![]() |
Win Ruhdi di cafenya |
Saat tulisan yang berjudul “[Dibawah Kuku Kapitalis] Secangkir Espresso Seharga 1 Kg Biji Kopi” menjadi
headline (HL) Kompasiana tanggal 14 Nopember 2011 lalu, ternyata
membawa berkah bagi Win Ruhdi (40), baik berbentuk komentar maupun
meningkatnya jumlah pengunjung. Lumayan banyak komentar teman-teman di
Facebook dan Twitter terhadap gambar Win Ruhdi yang tampil memegang biji
kopi hasil roastingnya dengan jaket dan kain sarung terlilit di
lehernya.
Kain sarung di leher, itu penampilan khas pemuda-pemuda di Tanoh Gayo
Aceh Tengah. Berbeda dengan barista yang kita lihat di cafe-cafe
internasional, tampil dengan pakaian rapi bahkan pakai celemek
segala. Tetapi mantan jurnalis Kantor Berita Antara itu konsisten dengan
kebersahajaan yang selama ini telah dilakoninya.
“Mungkin penampilan
seperti akan jadi ciri khas cafe ini.” katanya disela-sela melayani para
pengopi.
Berkah yang didapat Win Ruhdi setelah tulisan tentang dirinya menjadi HL
Kompasiana sungguh luar biasa. Kunjungan pelanggan ke cafe itu
meningkat tajam, terutama teman-temannya yang selama ini belum tahu jika
yang bersangkutan telah alih profesi menjadi seorang barista.
Mereka
memesan espresso dan cappucino sekaligus mendaftarkan diri menjadi
member tetap cafe tersebut. Pengunjung dari luar daerah juga mengalami
peningkatan, Beberapa diantara mereka mengaku mengetahui keberadaan cafe
tersebut setelah membaca tulisan tentang Win Ruhdi di Kompasiana.

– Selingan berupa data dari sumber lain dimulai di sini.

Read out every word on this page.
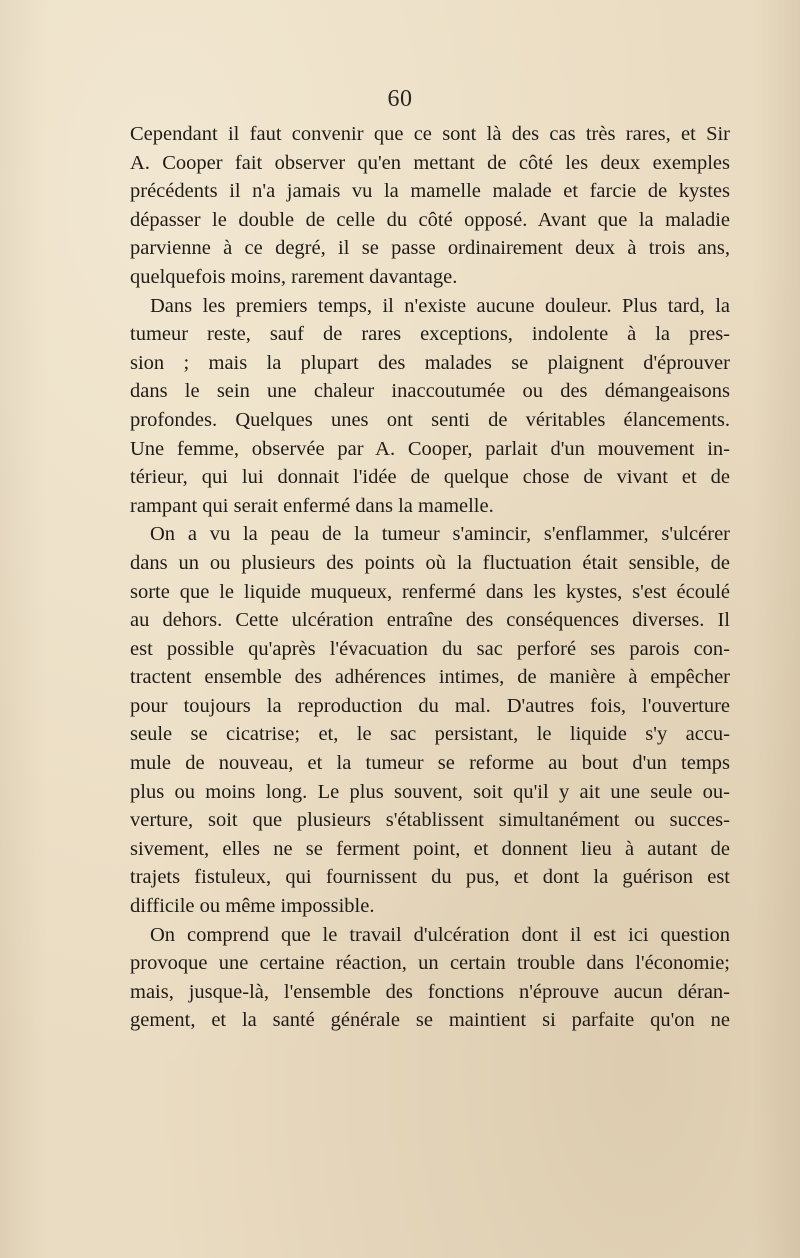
60
Cependant il faut convenir que ce sont là des cas très rares, et Sir
A. Cooper fait observer qu'en mettant de côté les deux exemples
précédents il n'a jamais vu la mamelle malade et farcie de kystes
dépasser le double de celle du côté opposé. Avant que la maladie
parvienne à ce degré, il se passe ordinairement deux à trois ans,
quelquefois moins, rarement davantage.
Dans les premiers temps, il n'existe aucune douleur. Plus tard, la
tumeur reste, sauf de rares exceptions, indolente à la pres-
sion ; mais la plupart des malades se plaignent d'éprouver
dans le sein une chaleur inaccoutumée ou des démangeaisons
profondes. Quelques unes ont senti de véritables élancements.
Une femme, observée par A. Cooper, parlait d'un mouvement in-
térieur, qui lui donnait l'idée de quelque chose de vivant et de
rampant qui serait enfermé dans la mamelle.
On a vu la peau de la tumeur s'amincir, s'enflammer, s'ulcérer
dans un ou plusieurs des points où la fluctuation était sensible, de
sorte que le liquide muqueux, renfermé dans les kystes, s'est écoulé
au dehors. Cette ulcération entraîne des conséquences diverses. Il
est possible qu'après l'évacuation du sac perforé ses parois con-
tractent ensemble des adhérences intimes, de manière à empêcher
pour toujours la reproduction du mal. D'autres fois, l'ouverture
seule se cicatrise; et, le sac persistant, le liquide s'y accu-
mule de nouveau, et la tumeur se reforme au bout d'un temps
plus ou moins long. Le plus souvent, soit qu'il y ait une seule ou-
verture, soit que plusieurs s'établissent simultanément ou succes-
sivement, elles ne se ferment point, et donnent lieu à autant de
trajets fistuleux, qui fournissent du pus, et dont la guérison est
difficile ou même impossible.
On comprend que le travail d'ulcération dont il est ici question
provoque une certaine réaction, un certain trouble dans l'économie;
mais, jusque-là, l'ensemble des fonctions n'éprouve aucun déran-
gement, et la santé générale se maintient si parfaite qu'on ne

Menurut Win Ruhdi, akibat meningkatnya jumlah pengunjung, dia terpaksa
memesan beberapa penyedia makanan dan cake untuk menempatkan kue-kue
mereka di cafe itu. Kue-kue yang bertambah di sana, selain kripik juga
terdapat donat, blackforest, bolu, dan pisang goreng panas. Kalau ingin
makan, tersedia juga menu makanan khas Gayo seperti mujahir masam jing,
ikan depik goreng dan pengat, termasuk ayam goreng khas batas kota.
Saya yang datang ke sana segera disuguhi secangkir cappucino,
“ini gratis, karena tulisan bapak maka jumlah pengunjung cafe ini
meningkat,” kata Win Ruhdi. Saya katakan, yang seharusnya mendapat
sajian kopi gratis adalah admin Kompasiana, karena mereka yang angkat
tulisan itu menjadi HL Kompasiana.
“Kalau mereka datang ke Takengon,
saya traktir mereka minum kopi di cafe ini, gratis!” jawab lelaki
beranak empat itu.
Pikir-pikir, ternyata sebuah tulisan di Kompasiana berdampak kepada
meningkatnya jumlah pelanggan cafe Win Ruhdi. Kompasiana sebagai sebuah
media citizen jurnalistik banyak juga pembacanya, terbukti pengopi luar
daerah mengetahui keberadaan cafe itu setelah membaca tulisan di
kompasiana. Jangan-jangan Kompasiana pada akhirnya menjadi media iklan
yang lebih efektif daripada situs berita online lainnya.